Before you go all in and start a company you have to lead, dabble with the idea as a side hustle. It'll let you ramp up slowly, so you can try on all the hats of entrepreneurship one by one: managing projects, people, finances and creative ideas.

If you find that any of these are awful for you, you can always pull back.

As my fellow Inc. contributor Carol Sankar explains, starting your business as a side hustle helps you find what works (and what doesn't) while mitigating risk: "Before you quit your job, use your 'hustle' hours as your exploratory time to make adjustments and changes. It is less risky during the side hustle phase to go through this process."

2. Volunteer.

In college, volunteering gave me some of my first leadership opportunities. Look for local non-profit organizations supporting causes you care about, and join the volunteer ranks for a couple of hours each week or month.

Once you're oriented, look for opportunities to lead. The group might need coordinators to organize or recruit other volunteers. Or offer an idea for a whole project you could lead. From my experience, nonprofits love anyone who's willing to go the extra mile.

Volunteering was especially helpful because it gave me a chance to try out both people management and project management, and see my natural strengths and weaknesses in each.

3. Run meetings at your day job.

I've got some natural leaders on my team, but they don't all yet know they have that skill. They're still intimidated to speak up at meetings, even with only a few people in the room. I encourage them to build that muscle by giving them time to prepare before calling on them in a meeting.

If you have opportunities like this, take them. Let your boss know leadership is a goal, and work together to find opportunities to dip your toes in.

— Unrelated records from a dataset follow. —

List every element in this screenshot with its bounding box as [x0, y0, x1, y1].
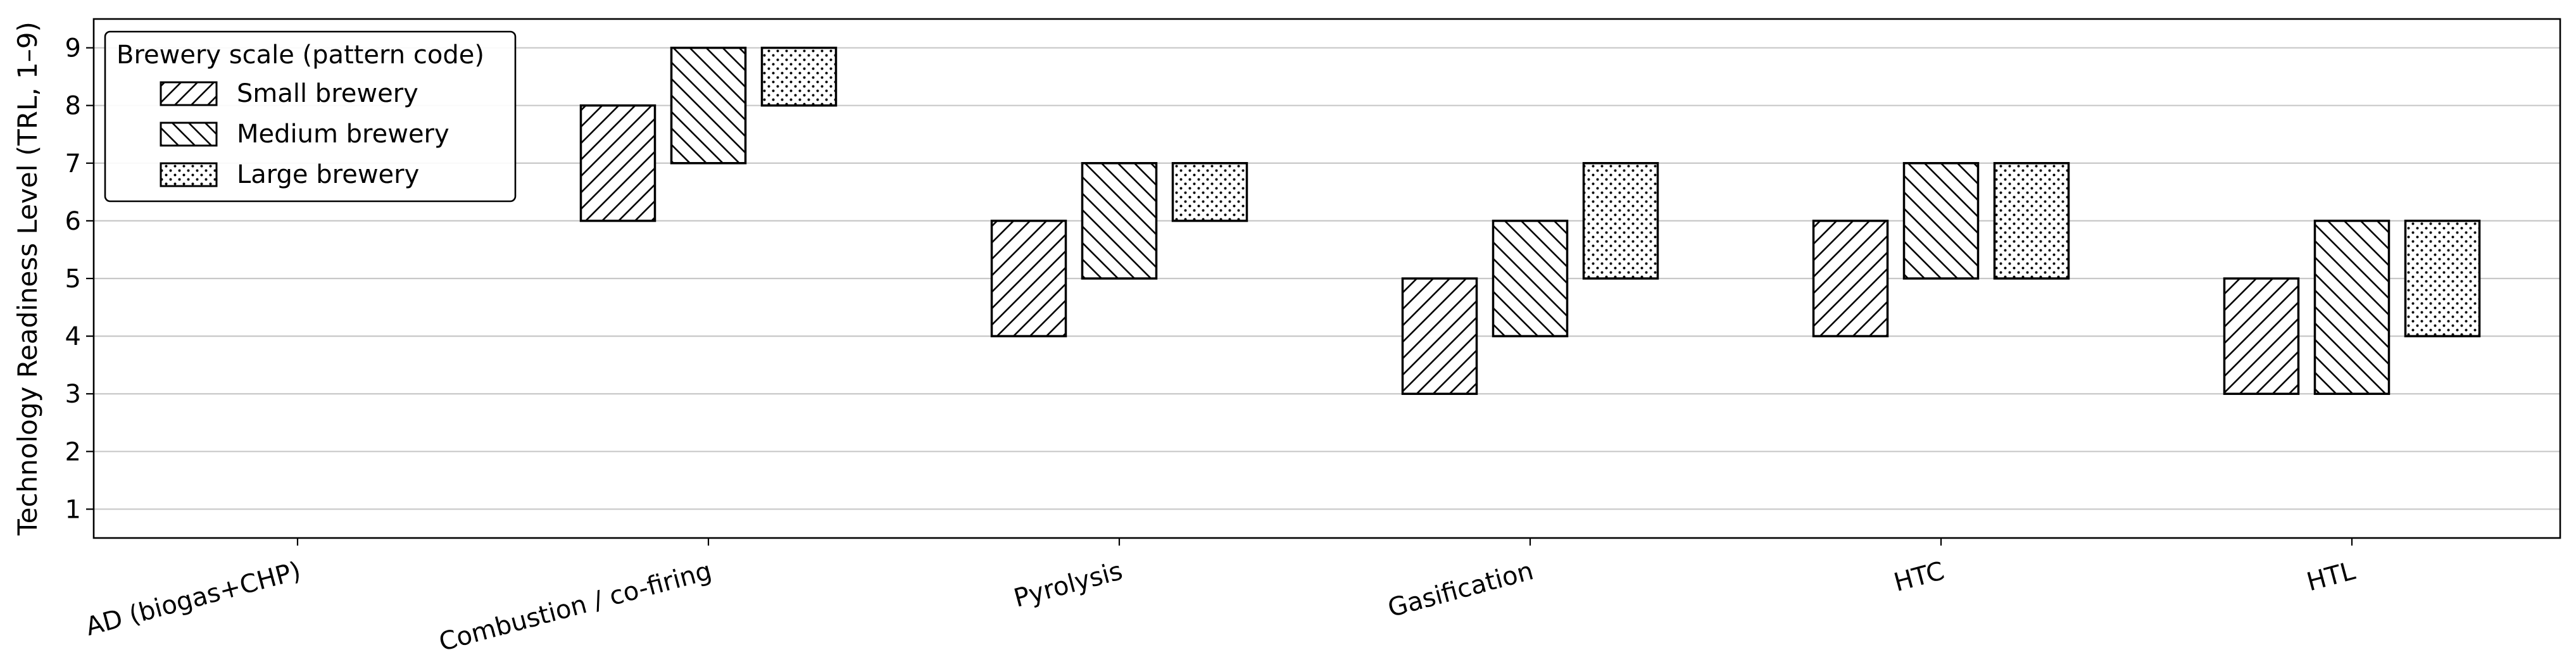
- bar-small-brewery-1: [579, 104, 657, 222]
- legend-swatch-large-brewery: [160, 162, 218, 187]
- bar-large-brewery-4: [1993, 162, 2070, 280]
- x-category-label: Gasification: [1385, 556, 1536, 623]
- x-category-label: HTL: [2304, 556, 2359, 597]
- x-category-label: Combustion / co-firing: [436, 556, 715, 657]
- y-tick-label: 7: [65, 149, 81, 178]
- y-tick-label: 1: [65, 495, 81, 524]
- x-category-label: AD (biogas+CHP): [83, 556, 304, 642]
- bar-large-brewery-3: [1582, 162, 1659, 280]
- x-category-label: Pyrolysis: [1011, 556, 1126, 613]
- legend-box: [104, 30, 517, 203]
- bar-medium-brewery-1: [670, 46, 747, 165]
- y-tick-label: 8: [65, 92, 81, 121]
- bar-medium-brewery-3: [1492, 220, 1569, 337]
- y-tick-label: 2: [65, 437, 81, 466]
- y-tick-label: 3: [65, 380, 81, 409]
- bar-small-brewery-3: [1401, 277, 1478, 395]
- y-tick-label: 9: [65, 34, 81, 63]
- legend: Brewery scale (pattern code) Small brewer…: [104, 30, 517, 203]
- bar-medium-brewery-4: [1902, 162, 1980, 280]
- plot-frame: [92, 18, 2561, 539]
- bar-large-brewery-1: [760, 46, 838, 107]
- y-tick-label: 4: [65, 322, 81, 351]
- bar-large-brewery-2: [1171, 162, 1248, 222]
- legend-entry: Medium brewery: [237, 120, 449, 149]
- legend-title: Brewery scale (pattern code): [116, 41, 484, 70]
- range-bars: [579, 46, 2481, 395]
- y-tick-label: 6: [65, 207, 81, 236]
- legend-entry: Small brewery: [237, 79, 418, 108]
- bar-medium-brewery-5: [2313, 220, 2391, 395]
- legend-swatch-small-brewery: [160, 81, 218, 106]
- bar-small-brewery-4: [1812, 220, 1889, 337]
- bar-large-brewery-5: [2404, 220, 2481, 337]
- y-tick-label: 5: [65, 265, 81, 294]
- bar-small-brewery-2: [990, 220, 1067, 337]
- bar-small-brewery-5: [2223, 277, 2300, 395]
- x-category-label: HTC: [1891, 556, 1947, 597]
- bar-medium-brewery-2: [1081, 162, 1158, 280]
- legend-entry: Large brewery: [237, 160, 419, 189]
- legend-swatch-medium-brewery: [160, 122, 218, 147]
- y-axis-label: Technology Readiness Level (TRL, 1–9): [12, 22, 43, 536]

Running a single meeting or owning a recurring meeting lets you step into that leadership role briefly, for 30 or 60 minutes a week. It's safe, because no particular outcome rides on your performance; but still effective, because you have to learn how to navigate various needs and personalities to keep the meeting on track and ensure a productive use of everyone's time.

4. Manage group projects.

Whether at a job, through your kids' school or in your friend group, look for mini leadership opportunities to strengthen your skills and assess your interest.

Were you on fire coordinating your best friend's bachelorette party? Or did you hate being responsible for everything, and fielding everyone's questions and concerns about the night?

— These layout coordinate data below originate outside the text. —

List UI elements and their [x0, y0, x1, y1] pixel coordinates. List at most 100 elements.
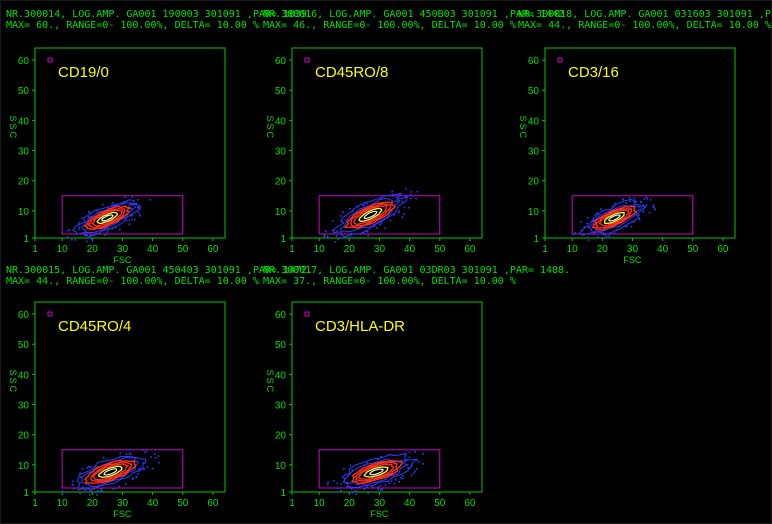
- density-point: [124, 483, 127, 485]
- density-point: [645, 204, 648, 206]
- x-tick-label: 50: [434, 244, 446, 255]
- density-point: [139, 214, 141, 217]
- header-line-1: NR.300014, LOG.AMP. GA001 190003 301091 …: [6, 9, 313, 20]
- header-line-1: NR.300017, LOG.AMP. GA001 03DR03 301091 …: [263, 265, 570, 276]
- panel-title: CD3/HLA-DR: [315, 318, 405, 335]
- density-point: [88, 212, 91, 214]
- density-point: [138, 207, 140, 209]
- density-point: [614, 203, 616, 205]
- header-line-2: MAX= 44., RANGE=0- 100.00%, DELTA= 10.00…: [6, 276, 259, 287]
- density-point: [86, 240, 88, 243]
- density-point: [408, 451, 411, 454]
- x-tick-label: 30: [374, 244, 386, 255]
- density-point: [594, 214, 596, 216]
- density-point: [88, 494, 91, 496]
- y-tick-label: 1: [533, 234, 539, 245]
- density-contour: [591, 205, 638, 231]
- density-point: [336, 482, 338, 485]
- density-point: [407, 466, 409, 469]
- density-contour: [354, 461, 399, 482]
- density-point: [71, 238, 73, 241]
- x-tick-label: 40: [404, 244, 416, 255]
- density-point: [132, 477, 134, 479]
- density-point: [79, 476, 82, 478]
- y-tick-label: 50: [275, 340, 287, 351]
- density-point: [357, 206, 359, 208]
- density-point: [146, 466, 149, 468]
- density-point: [613, 232, 616, 235]
- density-contour: [350, 203, 392, 228]
- density-point: [81, 468, 84, 470]
- density-contour: [350, 460, 403, 485]
- density-point: [586, 222, 588, 225]
- density-contour: [76, 456, 147, 491]
- density-point: [611, 205, 614, 208]
- x-tick-label: 20: [87, 244, 99, 255]
- density-point: [119, 452, 121, 455]
- density-point: [422, 463, 424, 465]
- density-point: [593, 233, 596, 235]
- density-contour: [84, 459, 137, 484]
- density-point: [138, 468, 140, 470]
- density-point: [323, 235, 325, 238]
- density-contour: [339, 197, 402, 233]
- y-axis-label: SSC: [8, 370, 18, 395]
- density-contour: [608, 214, 622, 222]
- density-point: [355, 493, 358, 496]
- density-point: [142, 449, 144, 451]
- density-point: [415, 197, 417, 200]
- density-point: [107, 229, 109, 231]
- y-tick-label: 1: [280, 234, 286, 245]
- density-point: [410, 474, 413, 477]
- density-contour: [90, 460, 133, 482]
- header-line-1: NR.300016, LOG.AMP. GA001 450B03 301091 …: [263, 9, 564, 20]
- density-point: [626, 225, 628, 228]
- density-contour: [81, 202, 135, 234]
- x-tick-label: 60: [464, 498, 476, 509]
- density-point: [379, 485, 382, 487]
- y-tick-label: 50: [528, 86, 540, 97]
- density-point: [380, 222, 383, 224]
- density-point: [409, 194, 411, 196]
- density-point: [392, 193, 394, 196]
- density-point: [408, 206, 410, 209]
- density-point: [401, 200, 403, 203]
- y-tick-label: 40: [275, 370, 287, 381]
- density-point: [72, 480, 74, 483]
- density-contour: [87, 207, 126, 229]
- x-tick-label: 60: [207, 244, 219, 255]
- density-point: [67, 236, 69, 238]
- density-point: [633, 220, 636, 223]
- density-contour: [595, 208, 633, 229]
- density-point: [134, 218, 136, 221]
- density-contour: [603, 211, 625, 225]
- density-point: [377, 488, 379, 491]
- y-tick-label: 30: [275, 147, 287, 158]
- density-point: [367, 492, 369, 494]
- density-point: [331, 220, 334, 222]
- x-axis-label: FSC: [113, 509, 132, 519]
- density-point: [602, 232, 605, 235]
- density-point: [137, 206, 139, 208]
- density-point: [326, 235, 329, 238]
- density-point: [130, 215, 132, 217]
- density-point: [351, 469, 354, 472]
- density-point: [410, 191, 413, 193]
- density-point: [90, 466, 92, 468]
- plot-frame: [34, 301, 226, 493]
- density-point: [608, 235, 611, 237]
- density-point: [377, 485, 379, 488]
- x-tick-label: 50: [434, 498, 446, 509]
- x-tick-label: 40: [147, 498, 159, 509]
- density-point: [68, 229, 71, 231]
- x-axis-label: FSC: [113, 255, 132, 265]
- density-point: [131, 478, 134, 481]
- marker-square: [47, 311, 53, 317]
- density-point: [379, 224, 381, 226]
- y-tick-label: 10: [528, 207, 540, 218]
- density-point: [652, 204, 655, 206]
- density-point: [580, 229, 582, 232]
- density-contour: [92, 463, 129, 481]
- density-point: [362, 204, 364, 207]
- y-tick-label: 40: [18, 116, 30, 127]
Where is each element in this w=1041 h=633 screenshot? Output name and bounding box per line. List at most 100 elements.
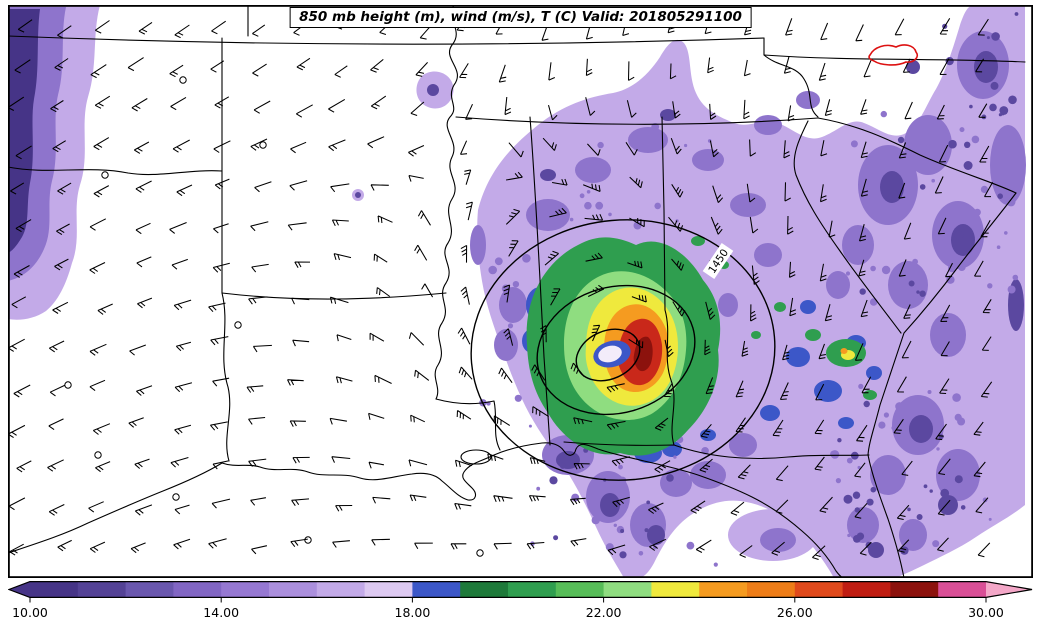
wind-barb — [49, 340, 65, 353]
wind-barb — [498, 64, 507, 83]
calm-circle — [64, 381, 72, 389]
patch-purple — [470, 225, 486, 265]
patch-purple — [628, 127, 668, 153]
wind-barb — [549, 207, 567, 218]
colorbar-segment — [460, 581, 509, 598]
wind-barb — [174, 382, 193, 393]
speckle — [952, 393, 961, 402]
speckle — [923, 130, 929, 136]
speckle — [971, 135, 980, 144]
speckle — [644, 528, 649, 533]
speckle — [858, 383, 864, 389]
speckle — [553, 535, 559, 541]
wind-barb — [370, 58, 384, 73]
speckle — [584, 201, 592, 210]
wind-barb — [48, 418, 64, 431]
wind-barb — [415, 62, 428, 77]
wind-barb — [937, 217, 947, 235]
colorbar-segment — [890, 581, 939, 598]
wind-barb — [15, 145, 32, 160]
wind-barb — [465, 201, 473, 221]
wind-barb — [408, 332, 425, 346]
wind-barb — [612, 496, 630, 508]
wind-barb — [130, 542, 146, 554]
wind-barb — [783, 140, 791, 159]
speckle — [488, 265, 498, 275]
wind-barb — [695, 539, 712, 553]
state-border-tnnc — [763, 54, 819, 118]
wind-barb — [173, 538, 191, 550]
patch-purple — [990, 125, 1026, 205]
wind-barb — [669, 63, 677, 80]
colorbar-under-arrow — [8, 581, 30, 598]
wind-barb — [771, 541, 785, 556]
wind-barb — [89, 218, 107, 231]
patch-purple — [760, 528, 796, 552]
wind-barb — [251, 263, 269, 273]
speckle — [859, 288, 866, 295]
wind-barb — [213, 140, 231, 153]
wind-barb — [291, 498, 310, 506]
wind-barb — [248, 416, 266, 425]
height-contour-middle — [536, 284, 696, 416]
speckle — [569, 217, 574, 222]
speckle — [936, 447, 940, 451]
wind-barb — [626, 100, 637, 118]
wind-barb — [772, 419, 784, 437]
wind-barb — [52, 140, 66, 153]
wind-barb — [820, 22, 829, 41]
speckle — [1008, 95, 1017, 105]
wind-barb — [936, 104, 945, 120]
wind-barb — [606, 420, 626, 431]
wind-barb — [291, 297, 310, 305]
wind-barb — [460, 140, 468, 155]
wind-barb — [57, 182, 72, 195]
wind-barb — [138, 21, 153, 35]
wind-barb — [414, 542, 433, 550]
lake-pontchartrain — [460, 449, 492, 465]
wind-barb — [818, 62, 827, 81]
speckle — [846, 457, 853, 464]
wind-barb — [137, 297, 153, 309]
patch-purple — [575, 157, 611, 183]
wind-barb — [627, 61, 635, 81]
wind-barb — [705, 377, 714, 395]
speckle — [982, 497, 988, 503]
height-contour-outer — [470, 219, 776, 481]
wind-barb — [814, 456, 825, 471]
wind-barb — [814, 419, 825, 435]
calm-circle — [476, 549, 484, 557]
wind-barb — [252, 344, 272, 353]
patch-blue — [866, 366, 882, 380]
speckle — [494, 257, 503, 266]
colorbar-tick-label: 14.00 — [203, 605, 239, 620]
wind-barb — [860, 178, 869, 197]
wind-barb — [789, 297, 797, 317]
colorbar-segment — [364, 581, 413, 598]
wind-barb — [287, 379, 304, 386]
wind-barb — [332, 540, 350, 548]
colorbar-segment — [221, 581, 270, 598]
wind-barb — [504, 96, 512, 116]
wind-barb — [973, 421, 984, 436]
wind-barb — [505, 208, 521, 225]
wind-barb — [13, 384, 31, 398]
wind-barb — [631, 294, 647, 303]
calm-circle — [172, 493, 180, 501]
patch-purple-dark — [660, 109, 676, 121]
colorbar-segment — [794, 581, 843, 598]
speckle — [940, 488, 950, 498]
wind-barb — [372, 496, 391, 504]
wind-barb — [508, 240, 519, 257]
wind-barb — [938, 458, 951, 476]
speckle — [613, 523, 617, 527]
wind-barb — [861, 376, 872, 394]
wind-barb — [127, 57, 144, 72]
wind-barb — [860, 141, 868, 159]
wind-barb — [815, 383, 825, 401]
wind-barb — [134, 504, 153, 516]
wind-barb — [975, 497, 989, 514]
colorbar-ticks — [29, 598, 987, 603]
calm-circle — [94, 451, 102, 459]
wind-barb — [11, 296, 27, 309]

However unrelated to your career, these experiences can shed light on whether you're a good fit for leadership before you take the responsibility of leadership to a team or company.

5. Become a mentor

Do people earlier in their careers often ask you for advice? This is a great opportunity to put on your leadership hat and see how you fare.

Surprisingly early in my writing career, newer bloggers and freelancers would ask me for guidance. I loved having these conversations and eventually started charging for them as a writing coach. Now, as a manager, I realize what a huge role coaching and mentorship plays in any kind of leadership, and I'm thankful for that early experience.

Before strapping yourself to a job or company that puts you in this position every day, make yourself available for smaller leadership moments. Connect with someone green in your field seeking a mentor. Or keep it even simpler, and just respond thoughtfully when someone asks you for advice.

These one-off conversations can help you see how you feel about the responsibility that accompanies being looked up to.